Una chiamata all’azione
Con il progredire della modernizzazione, sembra che stiamo sacrificando il nostro benessere mentale sull’altare del progresso. Ma non deve per forza essere così. Come sottolinea Thiagarajan, ciò che conta è la “direzione” della crescita e se è orientata al bene comune. Al momento, però, “la crescita sta causando danni”. Per invertire la rotta, servono azioni mirate, a partire da una regolamentazione più stringente. “Se è un tutti contro tutti”, avverte la neuroscienziata, “le persone prenderanno la scorciatoia più facile verso profitti a breve termine a spese della salute mentale”.
Una sfida epocale
Il Global Mind Project ci mette di fronte a una sfida epocale: ripensare il nostro modello di sviluppo per mettere al centro il benessere psicologico. Non si tratta di rinnegare il progresso, ma di indirizzarlo verso obiettivi più umani. Perché se c’è una cosa che i dati ci dicono chiaramente, è che la felicità non si misura né in PIL, né in like su Instagram.

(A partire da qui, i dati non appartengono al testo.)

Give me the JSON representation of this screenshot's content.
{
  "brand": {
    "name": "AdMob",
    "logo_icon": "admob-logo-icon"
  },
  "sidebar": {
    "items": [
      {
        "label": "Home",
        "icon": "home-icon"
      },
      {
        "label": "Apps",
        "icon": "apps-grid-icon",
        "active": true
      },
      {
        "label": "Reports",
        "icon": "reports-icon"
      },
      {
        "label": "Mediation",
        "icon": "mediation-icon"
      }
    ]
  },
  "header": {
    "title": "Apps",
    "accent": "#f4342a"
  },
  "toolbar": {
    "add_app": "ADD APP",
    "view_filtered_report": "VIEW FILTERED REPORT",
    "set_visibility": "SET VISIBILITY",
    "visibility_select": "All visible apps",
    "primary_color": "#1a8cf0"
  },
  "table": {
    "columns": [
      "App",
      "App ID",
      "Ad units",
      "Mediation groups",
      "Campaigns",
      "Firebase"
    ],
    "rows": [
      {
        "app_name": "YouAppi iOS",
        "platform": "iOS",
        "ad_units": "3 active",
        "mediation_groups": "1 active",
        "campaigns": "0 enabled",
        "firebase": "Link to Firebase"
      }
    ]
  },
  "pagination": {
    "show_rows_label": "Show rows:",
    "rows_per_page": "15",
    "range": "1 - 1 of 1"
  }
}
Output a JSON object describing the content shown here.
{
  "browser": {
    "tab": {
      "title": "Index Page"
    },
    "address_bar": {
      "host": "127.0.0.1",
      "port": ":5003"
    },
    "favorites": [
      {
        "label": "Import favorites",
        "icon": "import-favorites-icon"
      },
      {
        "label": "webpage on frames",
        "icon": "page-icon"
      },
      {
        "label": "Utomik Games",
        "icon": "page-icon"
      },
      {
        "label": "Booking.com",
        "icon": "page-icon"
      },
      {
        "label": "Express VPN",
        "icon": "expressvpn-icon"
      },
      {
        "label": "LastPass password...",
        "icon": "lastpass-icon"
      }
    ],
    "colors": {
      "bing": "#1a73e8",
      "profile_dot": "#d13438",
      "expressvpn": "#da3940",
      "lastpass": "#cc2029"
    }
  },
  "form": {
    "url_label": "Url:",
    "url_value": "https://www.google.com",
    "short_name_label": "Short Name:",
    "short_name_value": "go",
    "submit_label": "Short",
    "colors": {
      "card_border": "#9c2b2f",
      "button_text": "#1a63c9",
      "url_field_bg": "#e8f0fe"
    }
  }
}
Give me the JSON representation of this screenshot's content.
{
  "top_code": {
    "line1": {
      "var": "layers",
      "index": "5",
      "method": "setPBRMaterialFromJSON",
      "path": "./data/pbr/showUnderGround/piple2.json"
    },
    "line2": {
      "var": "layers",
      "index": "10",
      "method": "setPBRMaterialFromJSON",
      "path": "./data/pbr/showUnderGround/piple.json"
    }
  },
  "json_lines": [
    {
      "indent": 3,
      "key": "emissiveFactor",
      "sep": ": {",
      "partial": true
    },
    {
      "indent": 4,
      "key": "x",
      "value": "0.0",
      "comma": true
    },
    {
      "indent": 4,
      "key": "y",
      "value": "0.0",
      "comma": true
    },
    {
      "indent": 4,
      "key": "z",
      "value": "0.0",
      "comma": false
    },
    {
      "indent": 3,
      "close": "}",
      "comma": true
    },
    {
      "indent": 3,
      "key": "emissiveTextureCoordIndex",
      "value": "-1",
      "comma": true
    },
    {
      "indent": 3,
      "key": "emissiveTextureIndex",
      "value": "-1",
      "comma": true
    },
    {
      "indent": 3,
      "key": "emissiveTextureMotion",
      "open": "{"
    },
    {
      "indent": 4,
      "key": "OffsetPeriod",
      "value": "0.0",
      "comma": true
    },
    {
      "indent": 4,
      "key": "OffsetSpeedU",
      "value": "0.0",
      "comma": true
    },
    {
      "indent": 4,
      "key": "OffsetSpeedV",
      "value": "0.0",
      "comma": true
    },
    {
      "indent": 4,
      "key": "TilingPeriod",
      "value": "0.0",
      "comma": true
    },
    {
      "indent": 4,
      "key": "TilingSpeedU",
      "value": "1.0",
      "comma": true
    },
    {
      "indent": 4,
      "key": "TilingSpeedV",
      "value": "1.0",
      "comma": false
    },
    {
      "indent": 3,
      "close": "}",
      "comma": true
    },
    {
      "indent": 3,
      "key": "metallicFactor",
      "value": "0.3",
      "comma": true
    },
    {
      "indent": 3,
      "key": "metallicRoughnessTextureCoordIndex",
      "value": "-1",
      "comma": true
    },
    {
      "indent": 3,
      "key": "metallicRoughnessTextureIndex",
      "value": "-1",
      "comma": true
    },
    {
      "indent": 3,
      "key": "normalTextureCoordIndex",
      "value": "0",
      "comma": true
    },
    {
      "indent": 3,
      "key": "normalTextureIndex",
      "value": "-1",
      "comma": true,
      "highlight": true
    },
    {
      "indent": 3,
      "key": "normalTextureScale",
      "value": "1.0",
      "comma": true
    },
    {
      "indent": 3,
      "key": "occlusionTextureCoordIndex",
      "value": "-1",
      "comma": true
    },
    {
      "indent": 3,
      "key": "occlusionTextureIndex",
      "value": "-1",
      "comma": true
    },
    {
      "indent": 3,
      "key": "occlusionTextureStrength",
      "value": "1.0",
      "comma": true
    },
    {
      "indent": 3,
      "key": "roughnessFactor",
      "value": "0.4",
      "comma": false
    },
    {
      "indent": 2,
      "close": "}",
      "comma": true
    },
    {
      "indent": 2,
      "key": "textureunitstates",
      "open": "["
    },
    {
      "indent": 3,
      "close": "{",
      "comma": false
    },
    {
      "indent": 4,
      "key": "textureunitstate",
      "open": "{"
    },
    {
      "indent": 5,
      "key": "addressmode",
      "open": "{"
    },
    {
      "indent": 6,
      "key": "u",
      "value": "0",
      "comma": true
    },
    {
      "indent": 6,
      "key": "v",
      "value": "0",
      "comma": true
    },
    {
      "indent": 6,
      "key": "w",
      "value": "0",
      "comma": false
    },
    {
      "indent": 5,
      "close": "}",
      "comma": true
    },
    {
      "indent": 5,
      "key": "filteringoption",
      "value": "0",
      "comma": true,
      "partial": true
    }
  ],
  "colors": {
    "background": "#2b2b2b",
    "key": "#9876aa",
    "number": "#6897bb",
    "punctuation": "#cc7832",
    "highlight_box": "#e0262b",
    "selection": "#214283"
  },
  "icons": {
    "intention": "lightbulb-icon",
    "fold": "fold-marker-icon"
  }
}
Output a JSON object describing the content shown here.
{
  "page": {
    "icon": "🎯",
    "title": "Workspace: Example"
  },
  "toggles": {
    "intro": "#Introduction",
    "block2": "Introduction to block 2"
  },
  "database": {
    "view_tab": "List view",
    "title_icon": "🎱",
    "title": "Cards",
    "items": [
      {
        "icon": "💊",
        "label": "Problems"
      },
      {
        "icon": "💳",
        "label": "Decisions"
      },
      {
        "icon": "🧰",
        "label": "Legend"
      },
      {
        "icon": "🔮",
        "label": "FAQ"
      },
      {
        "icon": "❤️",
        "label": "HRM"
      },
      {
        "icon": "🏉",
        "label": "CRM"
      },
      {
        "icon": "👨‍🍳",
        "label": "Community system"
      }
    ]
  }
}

Si misura nella qualità delle nostre relazioni, nella salubrità del nostro cibo (e delle nostre città, aggiungo). E di certo si misura nell’equilibrio tra lavoro e vita privata. Tutte cose che la corsa forsennata alla modernità rischia di erodere, lasciandoci più connessi che mai eppure sempre più soli e fragili.
Forse, per ritrovare la serenità, dovremmo ispirarci a quei paesi in fondo alla classifica della felicità ma in cima a quella della salute mentale. Paesi dove gli smartphone non sono un’ossessione, dove il cibo è ancora un rituale condiviso, dove la famiglia è un porto sicuro anziché un optional. Paesi che, pur con tutti i loro problemi, sembrano aver trovato un equilibrio più umano tra tradizione e modernità.
Chissà che non sia quello il vero segreto della felicità. O almeno della salute mentale in un mondo impazzito.